- Born: Patrick Woodhead 1975 (age 50–51) England
- Occupations: Adventurer, entrepreneur, author
- Known for: World record-holding crossings of Antarctica and Greenland. Owner of White Desert.
- Website: https://white-desert.com

= Patrick Woodhead =

British polar adventurer and entrepreneur

Patrick Woodhead (born 1975) is an English polar adventurer, entrepreneur and author. He currently runs White Desert, a company that arranges luxury adventures into the interior of the Antarctic.

==Early life and expeditions==
After completing a university degree in philosophy and ancient history, Woodhead traveled extensively. For a period of 8–10 years he alternately took jobs as a ski instructor in Canada, a park ranger in Namibia, explored unclimbed mountains in Krygistan, and went on expeditions in the Amazon and Congo.

Despite having no previous polar experience, in 2002, at the age of 27 he and fellow adventurers Tom Avery, Andy Gerber, and polar guide Paul Landry, made a trek across Antarctica from the edge of the continent near the Patriot Hills camp to the South Pole in 46 days. The expedition used snowkiting when possible to aid the trip.

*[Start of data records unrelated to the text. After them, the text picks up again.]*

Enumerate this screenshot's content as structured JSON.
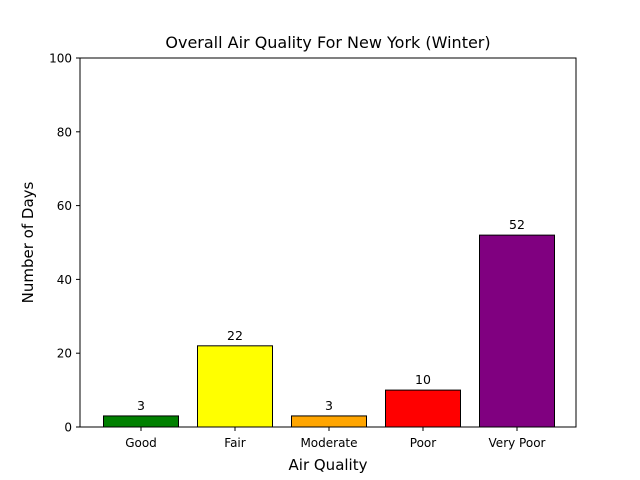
{
  "chart_data": {
    "type": "bar",
    "title": "Overall Air Quality For New York (Winter)",
    "xlabel": "Air Quality",
    "ylabel": "Number of Days",
    "categories": [
      "Good",
      "Fair",
      "Moderate",
      "Poor",
      "Very Poor"
    ],
    "values": [
      3,
      22,
      3,
      10,
      52
    ],
    "colors": [
      "#008000",
      "#ffff00",
      "#ffa500",
      "#ff0000",
      "#800080"
    ],
    "data_labels": [
      "3",
      "22",
      "3",
      "10",
      "52"
    ],
    "ylim": [
      0,
      100
    ],
    "yticks": [
      0,
      20,
      40,
      60,
      80,
      100
    ],
    "ytick_labels": [
      "0",
      "20",
      "40",
      "60",
      "80",
      "100"
    ],
    "grid": false,
    "legend": "none",
    "bar_edge_color": "#000000"
  }
}
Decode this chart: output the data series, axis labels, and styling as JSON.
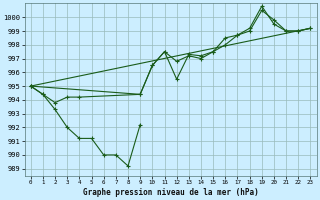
{
  "title": "Graphe pression niveau de la mer (hPa)",
  "background_color": "#cceeff",
  "grid_color": "#99bbbb",
  "line_color": "#1a5c1a",
  "xlim": [
    -0.5,
    23.5
  ],
  "ylim": [
    988.5,
    1001.0
  ],
  "yticks": [
    989,
    990,
    991,
    992,
    993,
    994,
    995,
    996,
    997,
    998,
    999,
    1000
  ],
  "xticks": [
    0,
    1,
    2,
    3,
    4,
    5,
    6,
    7,
    8,
    9,
    10,
    11,
    12,
    13,
    14,
    15,
    16,
    17,
    18,
    19,
    20,
    21,
    22,
    23
  ],
  "series_lower": {
    "x": [
      0,
      1,
      2,
      3,
      4,
      5,
      6,
      7,
      8,
      9
    ],
    "y": [
      995.0,
      994.4,
      993.3,
      992.0,
      991.2,
      991.2,
      990.0,
      990.0,
      989.2,
      992.2
    ]
  },
  "series_upper": {
    "x": [
      0,
      1,
      2,
      3,
      4,
      9,
      10,
      11,
      12,
      13,
      14,
      15,
      16,
      17,
      18,
      19,
      20,
      21,
      22,
      23
    ],
    "y": [
      995.0,
      994.4,
      993.8,
      994.2,
      994.2,
      994.4,
      996.5,
      997.5,
      995.5,
      997.3,
      997.2,
      997.5,
      998.5,
      998.7,
      999.2,
      1000.8,
      999.5,
      999.0,
      999.0,
      999.2
    ]
  },
  "series_mid": {
    "x": [
      0,
      9,
      10,
      11,
      12,
      13,
      14,
      15,
      16,
      17,
      18,
      19,
      20,
      21,
      22,
      23
    ],
    "y": [
      995.0,
      994.4,
      996.5,
      997.5,
      996.8,
      997.2,
      997.0,
      997.5,
      998.0,
      998.7,
      999.0,
      1000.5,
      999.8,
      999.0,
      999.0,
      999.2
    ]
  },
  "series_straight": {
    "x": [
      0,
      23
    ],
    "y": [
      995.0,
      999.2
    ]
  }
}
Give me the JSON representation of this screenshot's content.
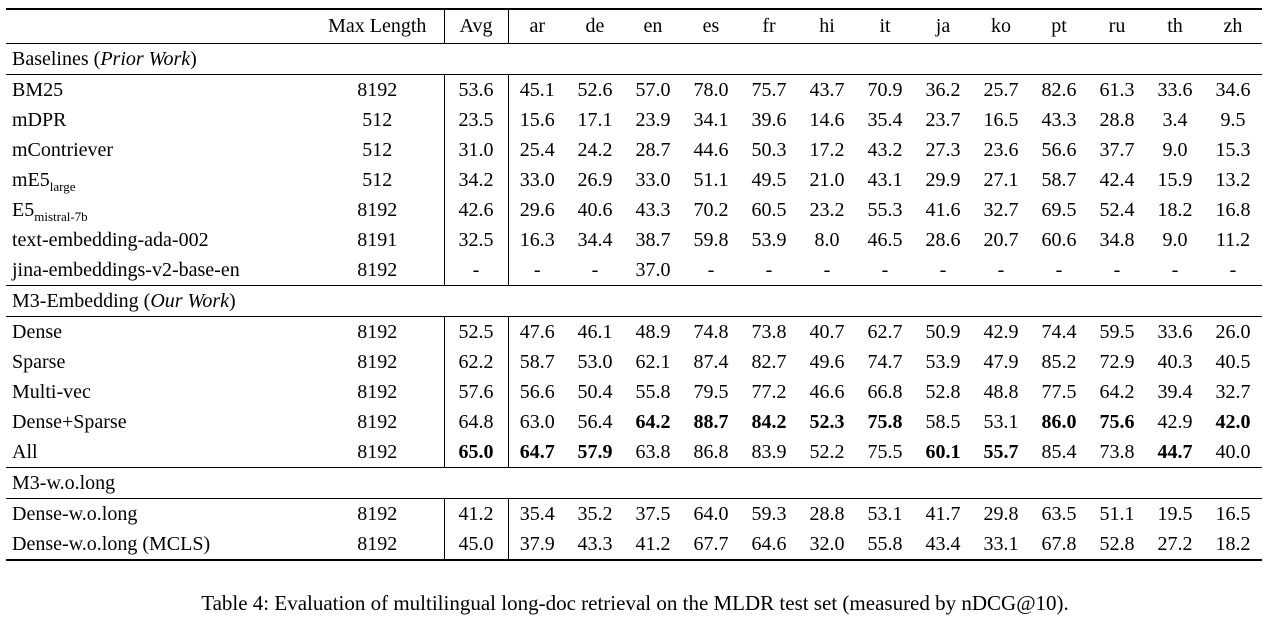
{
  "caption": "Table 4: Evaluation of multilingual long-doc retrieval on the MLDR test set (measured by nDCG@10).",
  "table": {
    "columns": {
      "label": "",
      "max_length": "Max Length",
      "avg": "Avg",
      "languages": [
        "ar",
        "de",
        "en",
        "es",
        "fr",
        "hi",
        "it",
        "ja",
        "ko",
        "pt",
        "ru",
        "th",
        "zh"
      ]
    },
    "sections": [
      {
        "title": {
          "pre": "Baselines (",
          "italic": "Prior Work",
          "post": ")"
        },
        "rows": [
          {
            "label": "BM25",
            "label_sub": "",
            "max_length": "8192",
            "avg": "53.6",
            "avg_bold": false,
            "values": [
              "45.1",
              "52.6",
              "57.0",
              "78.0",
              "75.7",
              "43.7",
              "70.9",
              "36.2",
              "25.7",
              "82.6",
              "61.3",
              "33.6",
              "34.6"
            ],
            "bold": [
              0,
              0,
              0,
              0,
              0,
              0,
              0,
              0,
              0,
              0,
              0,
              0,
              0
            ]
          },
          {
            "label": "mDPR",
            "label_sub": "",
            "max_length": "512",
            "avg": "23.5",
            "avg_bold": false,
            "values": [
              "15.6",
              "17.1",
              "23.9",
              "34.1",
              "39.6",
              "14.6",
              "35.4",
              "23.7",
              "16.5",
              "43.3",
              "28.8",
              "3.4",
              "9.5"
            ],
            "bold": [
              0,
              0,
              0,
              0,
              0,
              0,
              0,
              0,
              0,
              0,
              0,
              0,
              0
            ]
          },
          {
            "label": "mContriever",
            "label_sub": "",
            "max_length": "512",
            "avg": "31.0",
            "avg_bold": false,
            "values": [
              "25.4",
              "24.2",
              "28.7",
              "44.6",
              "50.3",
              "17.2",
              "43.2",
              "27.3",
              "23.6",
              "56.6",
              "37.7",
              "9.0",
              "15.3"
            ],
            "bold": [
              0,
              0,
              0,
              0,
              0,
              0,
              0,
              0,
              0,
              0,
              0,
              0,
              0
            ]
          },
          {
            "label": "mE5",
            "label_sub": "large",
            "max_length": "512",
            "avg": "34.2",
            "avg_bold": false,
            "values": [
              "33.0",
              "26.9",
              "33.0",
              "51.1",
              "49.5",
              "21.0",
              "43.1",
              "29.9",
              "27.1",
              "58.7",
              "42.4",
              "15.9",
              "13.2"
            ],
            "bold": [
              0,
              0,
              0,
              0,
              0,
              0,
              0,
              0,
              0,
              0,
              0,
              0,
              0
            ]
          },
          {
            "label": "E5",
            "label_sub": "mistral-7b",
            "max_length": "8192",
            "avg": "42.6",
            "avg_bold": false,
            "values": [
              "29.6",
              "40.6",
              "43.3",
              "70.2",
              "60.5",
              "23.2",
              "55.3",
              "41.6",
              "32.7",
              "69.5",
              "52.4",
              "18.2",
              "16.8"
            ],
            "bold": [
              0,
              0,
              0,
              0,
              0,
              0,
              0,
              0,
              0,
              0,
              0,
              0,
              0
            ]
          },
          {
            "label": "text-embedding-ada-002",
            "label_sub": "",
            "max_length": "8191",
            "avg": "32.5",
            "avg_bold": false,
            "values": [
              "16.3",
              "34.4",
              "38.7",
              "59.8",
              "53.9",
              "8.0",
              "46.5",
              "28.6",
              "20.7",
              "60.6",
              "34.8",
              "9.0",
              "11.2"
            ],
            "bold": [
              0,
              0,
              0,
              0,
              0,
              0,
              0,
              0,
              0,
              0,
              0,
              0,
              0
            ]
          },
          {
            "label": "jina-embeddings-v2-base-en",
            "label_sub": "",
            "max_length": "8192",
            "avg": "-",
            "avg_bold": false,
            "values": [
              "-",
              "-",
              "37.0",
              "-",
              "-",
              "-",
              "-",
              "-",
              "-",
              "-",
              "-",
              "-",
              "-"
            ],
            "bold": [
              0,
              0,
              0,
              0,
              0,
              0,
              0,
              0,
              0,
              0,
              0,
              0,
              0
            ]
          }
        ]
      },
      {
        "title": {
          "pre": "M3-Embedding (",
          "italic": "Our Work",
          "post": ")"
        },
        "rows": [
          {
            "label": "Dense",
            "label_sub": "",
            "max_length": "8192",
            "avg": "52.5",
            "avg_bold": false,
            "values": [
              "47.6",
              "46.1",
              "48.9",
              "74.8",
              "73.8",
              "40.7",
              "62.7",
              "50.9",
              "42.9",
              "74.4",
              "59.5",
              "33.6",
              "26.0"
            ],
            "bold": [
              0,
              0,
              0,
              0,
              0,
              0,
              0,
              0,
              0,
              0,
              0,
              0,
              0
            ]
          },
          {
            "label": "Sparse",
            "label_sub": "",
            "max_length": "8192",
            "avg": "62.2",
            "avg_bold": false,
            "values": [
              "58.7",
              "53.0",
              "62.1",
              "87.4",
              "82.7",
              "49.6",
              "74.7",
              "53.9",
              "47.9",
              "85.2",
              "72.9",
              "40.3",
              "40.5"
            ],
            "bold": [
              0,
              0,
              0,
              0,
              0,
              0,
              0,
              0,
              0,
              0,
              0,
              0,
              0
            ]
          },
          {
            "label": "Multi-vec",
            "label_sub": "",
            "max_length": "8192",
            "avg": "57.6",
            "avg_bold": false,
            "values": [
              "56.6",
              "50.4",
              "55.8",
              "79.5",
              "77.2",
              "46.6",
              "66.8",
              "52.8",
              "48.8",
              "77.5",
              "64.2",
              "39.4",
              "32.7"
            ],
            "bold": [
              0,
              0,
              0,
              0,
              0,
              0,
              0,
              0,
              0,
              0,
              0,
              0,
              0
            ]
          },
          {
            "label": "Dense+Sparse",
            "label_sub": "",
            "max_length": "8192",
            "avg": "64.8",
            "avg_bold": false,
            "values": [
              "63.0",
              "56.4",
              "64.2",
              "88.7",
              "84.2",
              "52.3",
              "75.8",
              "58.5",
              "53.1",
              "86.0",
              "75.6",
              "42.9",
              "42.0"
            ],
            "bold": [
              0,
              0,
              1,
              1,
              1,
              1,
              1,
              0,
              0,
              1,
              1,
              0,
              1
            ]
          },
          {
            "label": "All",
            "label_sub": "",
            "max_length": "8192",
            "avg": "65.0",
            "avg_bold": true,
            "values": [
              "64.7",
              "57.9",
              "63.8",
              "86.8",
              "83.9",
              "52.2",
              "75.5",
              "60.1",
              "55.7",
              "85.4",
              "73.8",
              "44.7",
              "40.0"
            ],
            "bold": [
              1,
              1,
              0,
              0,
              0,
              0,
              0,
              1,
              1,
              0,
              0,
              1,
              0
            ]
          }
        ]
      },
      {
        "title": {
          "pre": "M3-w.o.long",
          "italic": "",
          "post": ""
        },
        "rows": [
          {
            "label": "Dense-w.o.long",
            "label_sub": "",
            "max_length": "8192",
            "avg": "41.2",
            "avg_bold": false,
            "values": [
              "35.4",
              "35.2",
              "37.5",
              "64.0",
              "59.3",
              "28.8",
              "53.1",
              "41.7",
              "29.8",
              "63.5",
              "51.1",
              "19.5",
              "16.5"
            ],
            "bold": [
              0,
              0,
              0,
              0,
              0,
              0,
              0,
              0,
              0,
              0,
              0,
              0,
              0
            ]
          },
          {
            "label": "Dense-w.o.long (MCLS)",
            "label_sub": "",
            "max_length": "8192",
            "avg": "45.0",
            "avg_bold": false,
            "values": [
              "37.9",
              "43.3",
              "41.2",
              "67.7",
              "64.6",
              "32.0",
              "55.8",
              "43.4",
              "33.1",
              "67.8",
              "52.8",
              "27.2",
              "18.2"
            ],
            "bold": [
              0,
              0,
              0,
              0,
              0,
              0,
              0,
              0,
              0,
              0,
              0,
              0,
              0
            ]
          }
        ]
      }
    ]
  }
}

In 2004 Woodhead led the first ever east to west traverse of Antarctica, covering 1850 km in a total of 75 days. Woodhead stated that before that time only 11 people had done a full traverse of the continent.

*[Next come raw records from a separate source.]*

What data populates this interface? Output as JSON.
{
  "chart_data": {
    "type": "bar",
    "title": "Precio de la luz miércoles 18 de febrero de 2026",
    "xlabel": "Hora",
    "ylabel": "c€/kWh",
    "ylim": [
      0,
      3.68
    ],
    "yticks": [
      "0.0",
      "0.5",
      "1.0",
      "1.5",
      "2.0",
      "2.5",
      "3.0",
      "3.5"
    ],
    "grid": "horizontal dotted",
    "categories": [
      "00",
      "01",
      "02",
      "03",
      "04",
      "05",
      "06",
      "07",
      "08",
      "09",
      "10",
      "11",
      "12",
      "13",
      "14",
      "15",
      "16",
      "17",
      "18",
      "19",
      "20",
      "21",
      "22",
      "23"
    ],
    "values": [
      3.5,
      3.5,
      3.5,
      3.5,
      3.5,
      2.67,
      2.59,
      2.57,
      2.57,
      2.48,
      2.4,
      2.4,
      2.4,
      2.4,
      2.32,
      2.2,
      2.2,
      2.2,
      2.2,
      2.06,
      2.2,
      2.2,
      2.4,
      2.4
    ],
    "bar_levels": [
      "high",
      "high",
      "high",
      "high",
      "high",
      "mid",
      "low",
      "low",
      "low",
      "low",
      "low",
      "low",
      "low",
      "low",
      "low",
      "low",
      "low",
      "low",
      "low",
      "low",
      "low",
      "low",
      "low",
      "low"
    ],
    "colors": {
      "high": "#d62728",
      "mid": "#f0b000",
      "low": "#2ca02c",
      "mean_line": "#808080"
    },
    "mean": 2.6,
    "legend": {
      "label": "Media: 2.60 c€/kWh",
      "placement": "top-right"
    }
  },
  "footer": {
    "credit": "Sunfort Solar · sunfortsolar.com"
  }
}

In May 2015, Woodhead was part of a team that accomplished the fastest horizontal coast-to-coast crossing of Greenland, making the crossing in 9 days, 19 hours, and 40 minutes. The team was led by Tom Avery, and included Andy Gerber and George Wells. The weather was severe at the end of the trip, and Wells lost eight toes to frostbite.

Woodhead is a Prince’s Trust ambassador and a fellow of the Royal Geographical Society.

==White Desert==
While on the 2004 expedition in Antarctica, Woodhead and his then-wife Robyn developed the idea of establishing an adventure camp in Antarctica that catered to exploring the continent's interior. Prior to that, the only real tourist opportunity for seeing the continent was from the periphery, in cruise ships. In 2005 they established the White Desert company, which offers luxury lodging on the continent. The facilities have since expanded to three camps, which operate during the Antarctic summer (November to February). As of 2025 the company had 115 employees, from 17 different countries. Flights to the continent leave from Cape Town, South Africa.

Woodhead has stressed the importance of preserving the natural conditions of the continent. He states that White Desert has been carbon neutral since 2007, they were the first operator on the continent to use Sustainable Aviation Fuel for their planes, and they use solar air heaters in their living pods. He has stated that everything they use is biodegradable, and all waste is sent back to South Africa for processing.

White Desert devotes 50% of its logistics to transporting scientists to their bases on the continent. Woodhead has also spoken about the importance of upholding and renewing the Antarctic Treaty System, agreements signed by 58 countries to maintain the neutral, scientific, non-military nature of the continent.

==Books==
Woodhead is the author of four books:

Misadventures in a White Desert (2003). Story of South Pole expedition. ISBN 978-0340828106

The Cloud Maker (2009). Novel. ISBN 978-1848091153

The Secret Chamber (2011). Novel. ISBN 978-1848090781

Beneath the Ice (2015). Novel. ISBN 978-1848090798

==Personal life==
Woodhead has two children with his ex-wife Robyn.